The last time he opened his eyes, he was startled to see the officer almost on him. His face was in shadow, and Forrester couldn’t make out any rank insignia. There was a flare up, over to their right, and it had recast the world into a stark geometry of black and white.
“What’s your name, man?” The question was at once peremptory and dismissive, a formality pretending to be nothing else.
“Forrester, sir. Lieutenant Rafael Forrester.”
“You saw it come down?” The officer pointed at the crater with his swagger stick.
Forrester tried to recall. “I saw an explosion. But no, not the impact.”
“And you’ve been awake all this while?”
Hadn’t he said he’d been awake? And clearly he was now. Then he remembered that he had slept, first in the shell hole, and later, propped against the ruptured stump. “Mostly,” he clarified. “I might have passed out once or twice.”
“Passed out?”
“From my wound, sir. My leg.”
The officer looked down at Forrester’s leg as though it were a fresh consideration. “This did that?” he enquired, with a nod toward the crater.

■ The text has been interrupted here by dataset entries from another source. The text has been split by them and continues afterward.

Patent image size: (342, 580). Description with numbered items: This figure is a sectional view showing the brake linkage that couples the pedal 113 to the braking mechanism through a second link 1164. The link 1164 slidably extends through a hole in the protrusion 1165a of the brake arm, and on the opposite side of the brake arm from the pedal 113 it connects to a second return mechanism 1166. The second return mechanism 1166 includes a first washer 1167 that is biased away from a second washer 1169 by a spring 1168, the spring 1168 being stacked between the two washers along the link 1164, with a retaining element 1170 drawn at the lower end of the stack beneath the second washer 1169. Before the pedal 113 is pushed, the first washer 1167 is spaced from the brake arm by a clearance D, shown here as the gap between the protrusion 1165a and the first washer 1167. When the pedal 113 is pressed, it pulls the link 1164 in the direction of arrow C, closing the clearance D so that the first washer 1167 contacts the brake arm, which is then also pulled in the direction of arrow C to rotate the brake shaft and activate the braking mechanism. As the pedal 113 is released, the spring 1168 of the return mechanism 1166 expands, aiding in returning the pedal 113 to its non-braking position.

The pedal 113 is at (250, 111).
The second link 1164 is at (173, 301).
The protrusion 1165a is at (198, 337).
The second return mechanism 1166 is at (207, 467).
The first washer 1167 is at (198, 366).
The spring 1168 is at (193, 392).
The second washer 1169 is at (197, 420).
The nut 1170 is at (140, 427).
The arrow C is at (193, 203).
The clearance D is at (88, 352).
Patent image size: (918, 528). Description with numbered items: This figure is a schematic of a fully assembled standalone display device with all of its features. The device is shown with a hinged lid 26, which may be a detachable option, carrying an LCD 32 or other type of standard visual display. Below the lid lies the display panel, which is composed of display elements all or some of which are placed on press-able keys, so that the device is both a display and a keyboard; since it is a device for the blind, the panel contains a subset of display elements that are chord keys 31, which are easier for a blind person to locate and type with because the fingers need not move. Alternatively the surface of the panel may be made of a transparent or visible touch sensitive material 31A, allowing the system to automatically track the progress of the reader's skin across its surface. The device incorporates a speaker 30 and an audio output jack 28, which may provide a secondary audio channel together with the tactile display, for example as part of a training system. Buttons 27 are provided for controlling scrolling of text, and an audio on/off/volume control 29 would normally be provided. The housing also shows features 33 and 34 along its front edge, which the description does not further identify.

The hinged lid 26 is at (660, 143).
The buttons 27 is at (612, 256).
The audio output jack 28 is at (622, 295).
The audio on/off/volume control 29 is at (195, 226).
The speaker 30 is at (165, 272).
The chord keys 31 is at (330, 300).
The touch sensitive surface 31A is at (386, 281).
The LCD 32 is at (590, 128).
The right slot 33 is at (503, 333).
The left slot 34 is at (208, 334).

How absurd; what could gas do to one’s leg? It struck Forrester that this man, for all his impression of knowing authority, hadn’t the faintest clue of what he was on about. But then, didn’t that describe so many of the brass, believing they had a perfect handle on the war until they found themselves face to face with its true, vulgar horrors?
Only, it wasn’t this officer he resented, not really. He was simply chagrined by the pain. It was practically unbearable, and the officer had reminded him of it, when he’d been focusing his every effort to keep his attention elsewhere.
“I took a bullet,” Forrester said. “A sniper, I think. But, sir...” He felt like a troublesome schoolboy, and it was hard to put the words in order. “I’m in rather a bad way, sir. Could do to be off my feet.”
“Oh. Damn it.” Over his shoulder the officer shouted, “Will somebody bring up a stretcher? Be quick.” Back to Forrester, he said, “Well, sit down, lieutenant. Don’t want you collapsing on us. But I’ll have more questions for you, do you hear me?” He looked to the crater again and added more softly, perhaps no longer speaking for Forrester’s benefit, “Or if not me, then someone will.”
Forrester crumpled gratefully into the mud. He endeavoured to retain a degree of dignity, to slump in a manner befitting the British Army, but much of his body was ignoring the signals he sent, and his mind wasn’t performing so efficiently either, his thoughts swirling in spirals that led nowhere .
He wondered if this officer did know anything. Were there questions of his own Forrester might have asked? About the gas. About whether the men of his platoon would ever wake. Then there was Middleton. They would have to bring him in, to give him a proper burial. There were his letters too, the ones for back home, those would need posting. Damn it, why hadn’t he told someone?
So much to do. So much he should have asked and said. Yet, now that he was sitting, the prospect of further movement was inconceivable—even the labour of speaking. He was utterly tired, down to the marrow of his bones.
And his immediate part was over. The raid was done. The fighting was done. The rest would have to wait.